Ieri presso Regione si è svolta l’audizione di Cgil, Cisl e Uil Liguria presso la commissione Ambiente regionale sulla centrale Tirreno Power, posta sotto sequestro dall’11 marzo 2014. A subirne le conseguenze, i lavoratori: il sequestro delle unità a carbone ha già comportato la fuoriuscita dal lavoro di 70 addetti diretti, con un organico passato da 240 a poco più di 160 unità, e ha coinvolto in modo drammatico i lavoratori dell'indotto, per i quali si parla di circa 850 famiglie coinvolte.
"In autunno scadono i contratti di solidarietà per oltre 160 dipendenti di Vado Ligure – affermano i confederali –, e se la proprietà non presenta un piano industriale, non si possono prorogare gli ammortizzatori sociali, e non resta altra strada che quella dei licenziamenti. La situazione del debito societario di Tirreno Power è ormai critica, in quanto è esposta moltissimo con le banche, e il rischio è che l'azienda preferisca percorrere solo la strada ritenuta più semplice, quella di una drastica riduzione del personale".

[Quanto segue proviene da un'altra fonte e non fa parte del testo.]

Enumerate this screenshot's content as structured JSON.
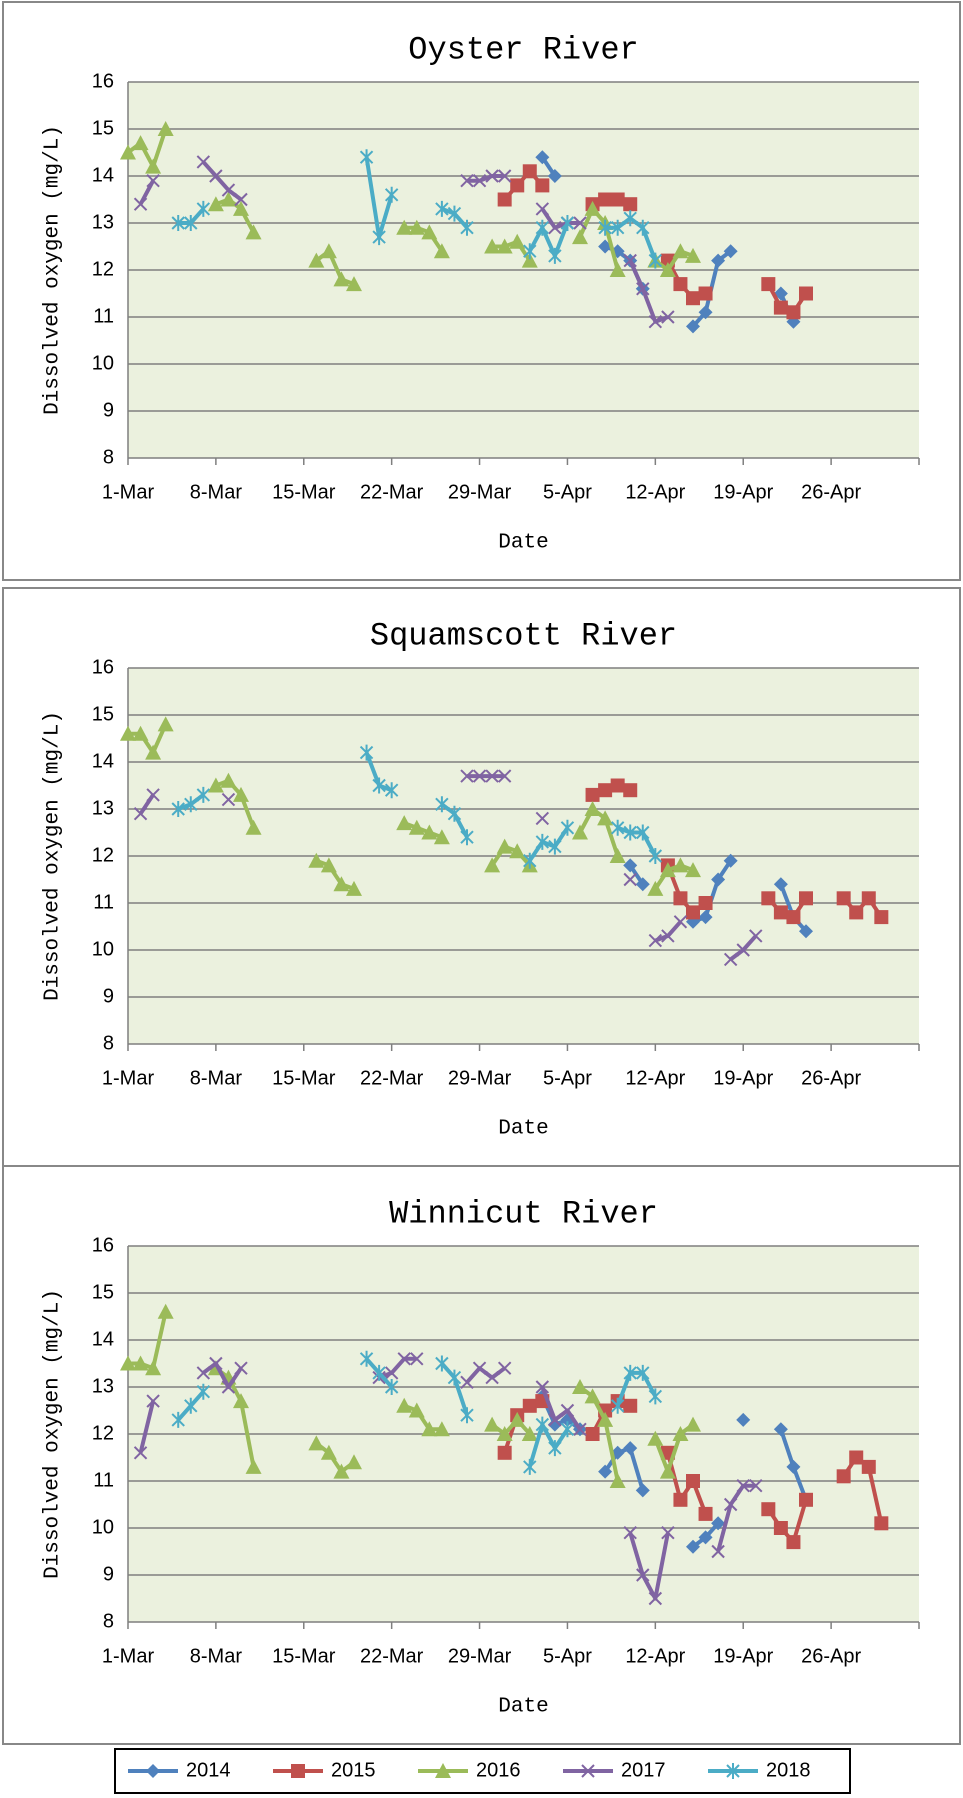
{
  "chart_data": [
    {
      "type": "line",
      "title": "Oyster River",
      "xlabel": "Date",
      "ylabel": "Dissolved oxygen (mg/L)",
      "xlim": [
        "1-Mar",
        "3-May"
      ],
      "xticks": [
        "1-Mar",
        "8-Mar",
        "15-Mar",
        "22-Mar",
        "29-Mar",
        "5-Apr",
        "12-Apr",
        "19-Apr",
        "26-Apr"
      ],
      "ylim": [
        8,
        16
      ],
      "yticks": [
        8,
        9,
        10,
        11,
        12,
        13,
        14,
        15,
        16
      ],
      "grid": true,
      "series": [
        {
          "name": "2014",
          "color": "#4f81bd",
          "x": [
            "3-Apr",
            "4-Apr",
            null,
            "8-Apr",
            "9-Apr",
            "10-Apr",
            "11-Apr",
            null,
            "15-Apr",
            "16-Apr",
            "17-Apr",
            "18-Apr",
            null,
            "22-Apr",
            "23-Apr"
          ],
          "values": [
            14.4,
            14.0,
            null,
            12.5,
            12.4,
            12.2,
            11.6,
            null,
            10.8,
            11.1,
            12.2,
            12.4,
            null,
            11.5,
            10.9
          ]
        },
        {
          "name": "2015",
          "color": "#c0504d",
          "x": [
            "31-Mar",
            "1-Apr",
            "2-Apr",
            "3-Apr",
            null,
            "7-Apr",
            "8-Apr",
            "9-Apr",
            "10-Apr",
            null,
            "13-Apr",
            "14-Apr",
            "15-Apr",
            "16-Apr",
            null,
            "21-Apr",
            "22-Apr",
            "23-Apr",
            "24-Apr"
          ],
          "values": [
            13.5,
            13.8,
            14.1,
            13.8,
            null,
            13.4,
            13.5,
            13.5,
            13.4,
            null,
            12.2,
            11.7,
            11.4,
            11.5,
            null,
            11.7,
            11.2,
            11.1,
            11.5
          ]
        },
        {
          "name": "2016",
          "color": "#9bbb59",
          "x": [
            "1-Mar",
            "2-Mar",
            "3-Mar",
            "4-Mar",
            null,
            "8-Mar",
            "9-Mar",
            "10-Mar",
            "11-Mar",
            null,
            "16-Mar",
            "17-Mar",
            "18-Mar",
            "19-Mar",
            null,
            "23-Mar",
            "24-Mar",
            "25-Mar",
            "26-Mar",
            null,
            "30-Mar",
            "31-Mar",
            "1-Apr",
            "2-Apr",
            null,
            "6-Apr",
            "7-Apr",
            "8-Apr",
            "9-Apr",
            null,
            "12-Apr",
            "13-Apr",
            "14-Apr",
            "15-Apr"
          ],
          "values": [
            14.5,
            14.7,
            14.2,
            15.0,
            null,
            13.4,
            13.5,
            13.3,
            12.8,
            null,
            12.2,
            12.4,
            11.8,
            11.7,
            null,
            12.9,
            12.9,
            12.8,
            12.4,
            null,
            12.5,
            12.5,
            12.6,
            12.2,
            null,
            12.7,
            13.3,
            13.0,
            12.0,
            null,
            12.2,
            12.0,
            12.4,
            12.3
          ]
        },
        {
          "name": "2017",
          "color": "#8064a2",
          "x": [
            "2-Mar",
            "3-Mar",
            null,
            "7-Mar",
            "8-Mar",
            "9-Mar",
            "10-Mar",
            null,
            "28-Mar",
            "29-Mar",
            "30-Mar",
            "31-Mar",
            null,
            "3-Apr",
            "4-Apr",
            "5-Apr",
            "6-Apr",
            null,
            "10-Apr",
            "11-Apr",
            "12-Apr",
            "13-Apr"
          ],
          "values": [
            13.4,
            13.9,
            null,
            14.3,
            14.0,
            13.7,
            13.5,
            null,
            13.9,
            13.9,
            14.0,
            14.0,
            null,
            13.3,
            12.9,
            13.0,
            13.0,
            null,
            12.2,
            11.6,
            10.9,
            11.0
          ]
        },
        {
          "name": "2018",
          "color": "#4bacc6",
          "x": [
            "5-Mar",
            "6-Mar",
            "7-Mar",
            null,
            "20-Mar",
            "21-Mar",
            "22-Mar",
            null,
            "26-Mar",
            "27-Mar",
            "28-Mar",
            null,
            "2-Apr",
            "3-Apr",
            "4-Apr",
            "5-Apr",
            null,
            "8-Apr",
            "9-Apr",
            "10-Apr",
            "11-Apr",
            "12-Apr"
          ],
          "values": [
            13.0,
            13.0,
            13.3,
            null,
            14.4,
            12.7,
            13.6,
            null,
            13.3,
            13.2,
            12.9,
            null,
            12.4,
            12.9,
            12.3,
            13.0,
            null,
            12.9,
            12.9,
            13.1,
            12.9,
            12.2
          ]
        }
      ]
    },
    {
      "type": "line",
      "title": "Squamscott River",
      "xlabel": "Date",
      "ylabel": "Dissolved oxygen (mg/L)",
      "xlim": [
        "1-Mar",
        "3-May"
      ],
      "xticks": [
        "1-Mar",
        "8-Mar",
        "15-Mar",
        "22-Mar",
        "29-Mar",
        "5-Apr",
        "12-Apr",
        "19-Apr",
        "26-Apr"
      ],
      "ylim": [
        8,
        16
      ],
      "yticks": [
        8,
        9,
        10,
        11,
        12,
        13,
        14,
        15,
        16
      ],
      "grid": true,
      "series": [
        {
          "name": "2014",
          "color": "#4f81bd",
          "x": [
            "10-Apr",
            "11-Apr",
            null,
            "15-Apr",
            "16-Apr",
            "17-Apr",
            "18-Apr",
            null,
            "22-Apr",
            "23-Apr",
            "24-Apr"
          ],
          "values": [
            11.8,
            11.4,
            null,
            10.6,
            10.7,
            11.5,
            11.9,
            null,
            11.4,
            10.7,
            10.4
          ]
        },
        {
          "name": "2015",
          "color": "#c0504d",
          "x": [
            "7-Apr",
            "8-Apr",
            "9-Apr",
            "10-Apr",
            null,
            "13-Apr",
            "14-Apr",
            "15-Apr",
            "16-Apr",
            null,
            "21-Apr",
            "22-Apr",
            "23-Apr",
            "24-Apr",
            null,
            "27-Apr",
            "28-Apr",
            "29-Apr",
            "30-Apr"
          ],
          "values": [
            13.3,
            13.4,
            13.5,
            13.4,
            null,
            11.8,
            11.1,
            10.8,
            11.0,
            null,
            11.1,
            10.8,
            10.7,
            11.1,
            null,
            11.1,
            10.8,
            11.1,
            10.7
          ]
        },
        {
          "name": "2016",
          "color": "#9bbb59",
          "x": [
            "1-Mar",
            "2-Mar",
            "3-Mar",
            "4-Mar",
            null,
            "8-Mar",
            "9-Mar",
            "10-Mar",
            "11-Mar",
            null,
            "16-Mar",
            "17-Mar",
            "18-Mar",
            "19-Mar",
            null,
            "23-Mar",
            "24-Mar",
            "25-Mar",
            "26-Mar",
            null,
            "30-Mar",
            "31-Mar",
            "1-Apr",
            "2-Apr",
            null,
            "6-Apr",
            "7-Apr",
            "8-Apr",
            "9-Apr",
            null,
            "12-Apr",
            "13-Apr",
            "14-Apr",
            "15-Apr"
          ],
          "values": [
            14.6,
            14.6,
            14.2,
            14.8,
            null,
            13.5,
            13.6,
            13.3,
            12.6,
            null,
            11.9,
            11.8,
            11.4,
            11.3,
            null,
            12.7,
            12.6,
            12.5,
            12.4,
            null,
            11.8,
            12.2,
            12.1,
            11.8,
            null,
            12.5,
            13.0,
            12.8,
            12.0,
            null,
            11.3,
            11.7,
            11.8,
            11.7
          ]
        },
        {
          "name": "2017",
          "color": "#8064a2",
          "x": [
            "2-Mar",
            "3-Mar",
            null,
            "9-Mar",
            null,
            "28-Mar",
            "29-Mar",
            "30-Mar",
            "31-Mar",
            null,
            "3-Apr",
            null,
            "10-Apr",
            null,
            "12-Apr",
            "13-Apr",
            "14-Apr",
            null,
            "18-Apr",
            "19-Apr",
            "20-Apr"
          ],
          "values": [
            12.9,
            13.3,
            null,
            13.2,
            null,
            13.7,
            13.7,
            13.7,
            13.7,
            null,
            12.8,
            null,
            11.5,
            null,
            10.2,
            10.3,
            10.6,
            null,
            9.8,
            10.0,
            10.3
          ]
        },
        {
          "name": "2018",
          "color": "#4bacc6",
          "x": [
            "5-Mar",
            "6-Mar",
            "7-Mar",
            null,
            "20-Mar",
            "21-Mar",
            "22-Mar",
            null,
            "26-Mar",
            "27-Mar",
            "28-Mar",
            null,
            "2-Apr",
            "3-Apr",
            "4-Apr",
            "5-Apr",
            null,
            "9-Apr",
            "10-Apr",
            "11-Apr",
            "12-Apr"
          ],
          "values": [
            13.0,
            13.1,
            13.3,
            null,
            14.2,
            13.5,
            13.4,
            null,
            13.1,
            12.9,
            12.4,
            null,
            11.9,
            12.3,
            12.2,
            12.6,
            null,
            12.6,
            12.5,
            12.5,
            12.0
          ]
        }
      ]
    },
    {
      "type": "line",
      "title": "Winnicut River",
      "xlabel": "Date",
      "ylabel": "Dissolved oxygen (mg/L)",
      "xlim": [
        "1-Mar",
        "3-May"
      ],
      "xticks": [
        "1-Mar",
        "8-Mar",
        "15-Mar",
        "22-Mar",
        "29-Mar",
        "5-Apr",
        "12-Apr",
        "19-Apr",
        "26-Apr"
      ],
      "ylim": [
        8,
        16
      ],
      "yticks": [
        8,
        9,
        10,
        11,
        12,
        13,
        14,
        15,
        16
      ],
      "grid": true,
      "series": [
        {
          "name": "2014",
          "color": "#4f81bd",
          "x": [
            "3-Apr",
            "4-Apr",
            "5-Apr",
            "6-Apr",
            null,
            "8-Apr",
            "9-Apr",
            "10-Apr",
            "11-Apr",
            null,
            "15-Apr",
            "16-Apr",
            "17-Apr",
            null,
            "19-Apr",
            null,
            "22-Apr",
            "23-Apr",
            "24-Apr"
          ],
          "values": [
            12.8,
            12.2,
            12.3,
            12.1,
            null,
            11.2,
            11.6,
            11.7,
            10.8,
            null,
            9.6,
            9.8,
            10.1,
            null,
            12.3,
            null,
            12.1,
            11.3,
            10.6
          ]
        },
        {
          "name": "2015",
          "color": "#c0504d",
          "x": [
            "31-Mar",
            "1-Apr",
            "2-Apr",
            "3-Apr",
            null,
            "7-Apr",
            "8-Apr",
            "9-Apr",
            "10-Apr",
            null,
            "13-Apr",
            "14-Apr",
            "15-Apr",
            "16-Apr",
            null,
            "21-Apr",
            "22-Apr",
            "23-Apr",
            "24-Apr",
            null,
            "27-Apr",
            "28-Apr",
            "29-Apr",
            "30-Apr"
          ],
          "values": [
            11.6,
            12.4,
            12.6,
            12.7,
            null,
            12.0,
            12.5,
            12.7,
            12.6,
            null,
            11.6,
            10.6,
            11.0,
            10.3,
            null,
            10.4,
            10.0,
            9.7,
            10.6,
            null,
            11.1,
            11.5,
            11.3,
            10.1
          ]
        },
        {
          "name": "2016",
          "color": "#9bbb59",
          "x": [
            "1-Mar",
            "2-Mar",
            "3-Mar",
            "4-Mar",
            null,
            "8-Mar",
            "9-Mar",
            "10-Mar",
            "11-Mar",
            null,
            "16-Mar",
            "17-Mar",
            "18-Mar",
            "19-Mar",
            null,
            "23-Mar",
            "24-Mar",
            "25-Mar",
            "26-Mar",
            null,
            "30-Mar",
            "31-Mar",
            "1-Apr",
            "2-Apr",
            null,
            "6-Apr",
            "7-Apr",
            "8-Apr",
            "9-Apr",
            null,
            "12-Apr",
            "13-Apr",
            "14-Apr",
            "15-Apr"
          ],
          "values": [
            13.5,
            13.5,
            13.4,
            14.6,
            null,
            13.4,
            13.2,
            12.7,
            11.3,
            null,
            11.8,
            11.6,
            11.2,
            11.4,
            null,
            12.6,
            12.5,
            12.1,
            12.1,
            null,
            12.2,
            12.0,
            12.3,
            12.0,
            null,
            13.0,
            12.8,
            12.3,
            11.0,
            null,
            11.9,
            11.2,
            12.0,
            12.2
          ]
        },
        {
          "name": "2017",
          "color": "#8064a2",
          "x": [
            "2-Mar",
            "3-Mar",
            null,
            "7-Mar",
            "8-Mar",
            "9-Mar",
            "10-Mar",
            null,
            "21-Mar",
            "22-Mar",
            "23-Mar",
            "24-Mar",
            null,
            "28-Mar",
            "29-Mar",
            "30-Mar",
            "31-Mar",
            null,
            "3-Apr",
            "4-Apr",
            "5-Apr",
            "6-Apr",
            null,
            "10-Apr",
            "11-Apr",
            "12-Apr",
            "13-Apr",
            null,
            "17-Apr",
            "18-Apr",
            "19-Apr",
            "20-Apr"
          ],
          "values": [
            11.6,
            12.7,
            null,
            13.3,
            13.5,
            13.0,
            13.4,
            null,
            13.2,
            13.3,
            13.6,
            13.6,
            null,
            13.1,
            13.4,
            13.2,
            13.4,
            null,
            13.0,
            12.3,
            12.5,
            12.1,
            null,
            9.9,
            9.0,
            8.5,
            9.9,
            null,
            9.5,
            10.5,
            10.9,
            10.9
          ]
        },
        {
          "name": "2018",
          "color": "#4bacc6",
          "x": [
            "5-Mar",
            "6-Mar",
            "7-Mar",
            null,
            "20-Mar",
            "21-Mar",
            "22-Mar",
            null,
            "26-Mar",
            "27-Mar",
            "28-Mar",
            null,
            "2-Apr",
            "3-Apr",
            "4-Apr",
            "5-Apr",
            null,
            "9-Apr",
            "10-Apr",
            "11-Apr",
            "12-Apr"
          ],
          "values": [
            12.3,
            12.6,
            12.9,
            null,
            13.6,
            13.3,
            13.0,
            null,
            13.5,
            13.2,
            12.4,
            null,
            11.3,
            12.2,
            11.7,
            12.1,
            null,
            12.6,
            13.3,
            13.3,
            12.8
          ]
        }
      ]
    }
  ]
}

"Bene l’impegno del presidente e della giunta regionale a costituire un tavolo di lavoro – rilevano i tre segretari generali Federico Vesigna, Antonio Graniero e Pierangelo Massa –, alla presenza di governo, enti locali, azienda e parti sociali, per affrontare e risolvere la vertenza. Noi pensiamo che occorra ragionare in termini di riconversione dell’area, che deve restare industriale, e riteniamo che si possa uscire dal carbone continuando a produrre energia. A tale proposito, bisogna sfidare la proprietà a mettere in campo un progetto industriale ambientalmente e socialmente sostenibile, per riassorbire il personale che diversamente sarebbe in esubero".
"La presenza del polo universitario savonese – continuano i tre dirigenti sindacali – e il fatto che il territorio di Vado e Quiliano è ricompreso nell’area interessata dalla revisione dell’accordo di programma sono due aspetti da valorizzare, insieme alla necessità di un intervento di programmazione da parte della giunta, che al nuovo piano energetico regionale può far corrispondere le risorse disponibili nel Fesr (fondi europei). Qualunque progetto di riconversione ha bisogno di idee, risorse e tempo. Purtroppo, quel che manca è proprio il tempo, perché stanno per finire gli ammortizzatori sociali. Pertanto, è giusto pretendere l’intervento del governo, ma non può in alcun caso diventare un alibi affinchè la Regione non faccia la propria parte".
"Ripartiamo dal piano energetico regionale – concludono i sindacati –, e senza sconfessare la logica della produzione diffusa, proviamo a immaginare come le aree oggi occupate dagli impianti di produzione fossile possano continuare a contribuire al fabbisogno energetico del territorio e del Paese. Spiace che alla riunione di ieri non fossero presenti né l’assessore né i consiglieri di centrodestra - tranne il presidente Costa -. Non vorremmo che, dietro a questa assenza, si nascondesse un disimpegno e, per fugare ogni dubbio, chiediamo che il tavolo di cui sopra venga convocato al più presto per affrontare l’emergenza e dare vita al piano energetico, impiegando le risorse europee".